For each grid \((i, j)\), it can come from the grid above or the grid on the left. If it comes from the grid above \((i', j)\), where \(0 \leq i' \lt i\), then \((i', j)\) must satisfy \(grid[i'][j] + i' \geq i\). We need to select from these grids the one that is closest.
Therefore, we maintain a priority queue (min-heap) for each column \(j\). Each element of the priority queue is a pair \((dist[i][j], i)\), which represents that the shortest distance from the coordinate \((0, 0)\) to the coordinate \((i, j)\) is \(dist[i][j]\). When we consider the coordinate \((i, j)\), we only need to take out the head element \((dist[i'][j], i')\) of the priority queue. If \(grid[i'][j] + i' \geq i\), we can move from the coordinate \((i', j)\) to the coordinate \((i, j)\). At this time, we can update the value of \(dist[i][j]\), that is, \(dist[i][j] = dist[i'][j] + 1\), and add \((dist[i][j], i)\) to the priority queue.

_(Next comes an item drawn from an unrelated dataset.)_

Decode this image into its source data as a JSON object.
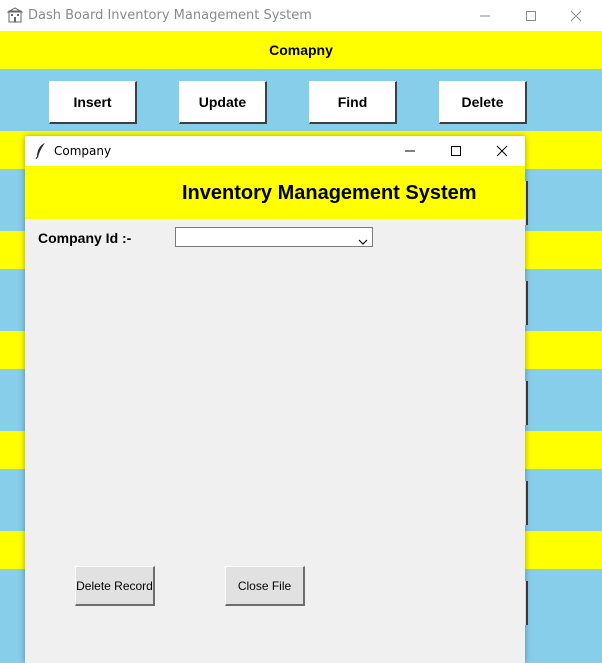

Similarly, we can maintain a priority queue for each row \(i\) and perform a similar operation.
Finally, we can obtain the shortest distance from the coordinate \((0, 0)\) to the coordinate \((m - 1, n - 1)\), that is, \(dist[m - 1][n - 1]\), which is the answer.
The time complexity is \(O(m \times n \times \log (m \times n))\) and the space complexity is \(O(m \times n)\). Here, \(m\) and \(n\) are the number of rows and columns of the grid, respectively.